Unfortunately, just as the game was starting to peak early in the game it plateaued. I got the gun. I did what the game told me to do – turn off the lights. I was prepared to advance stealthily throughout the clearly dangerous area. Then I was out of bullets almost as quickly as I got them. Then the enemy spotted me. Then he drained bullet after bullet in me. I wasn’t enough of a bullet sponge. I had no way of defending myself let alone possessing the ability to kill him before he killed me. I was forced to restart the area from the last save point. Thank God for the save points. You will need them throughout the game because you sure as heck aren’t going to be killing any enemies with ease. Perhaps this is a good thing but when you feel as though you’ve done everything you can to stop being spotted you find yourself the enemy’s target. Sometimes these events feel utterly unfair. Sometimes it can feel like a genuine slog.
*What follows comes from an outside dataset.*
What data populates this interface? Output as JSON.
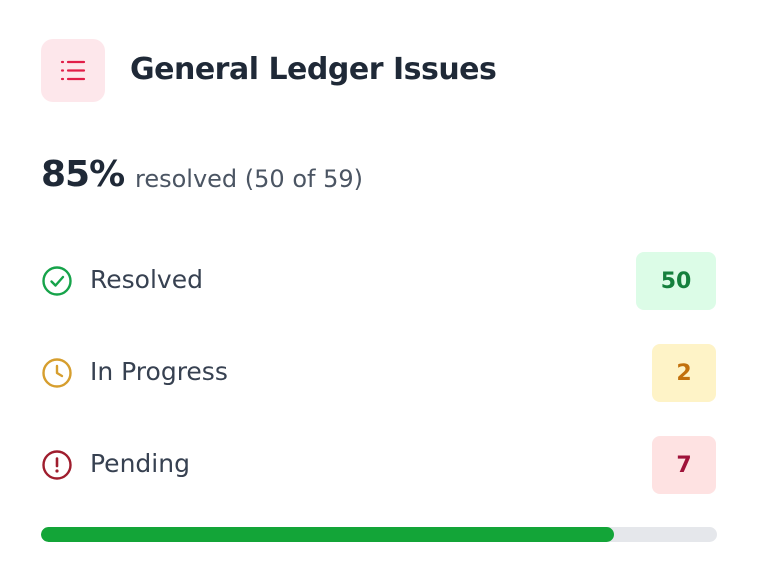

But let’s get back to the game’s strengths. Atmosphere, immersion and horror. I have a hard time considering the horror similar to that of say Alien: Isolation because in that game you simply cannot kill the Alien. However, here, if you have enough bullets you can do so. It’s still a good survival horror cum stealth game but it’s in the atmosphere and the immersion to the horror that Solarix shines. Another fantastic strength to the game is the voice acting. This is supposed to be an indie game. So much of the production value is top notch. The atmosphere itself is depressing, dark and moody. It shines through in every pore of the game. Every fiber feels as dark as sin and it sucked me right in.
I’d recommend Solarix to those of you who are into feeling their sadistic side. The atmosphere and setting is not to be missed. The game does so much right and yet its few flaws stop the game from being great. Yet it’s too good to miss.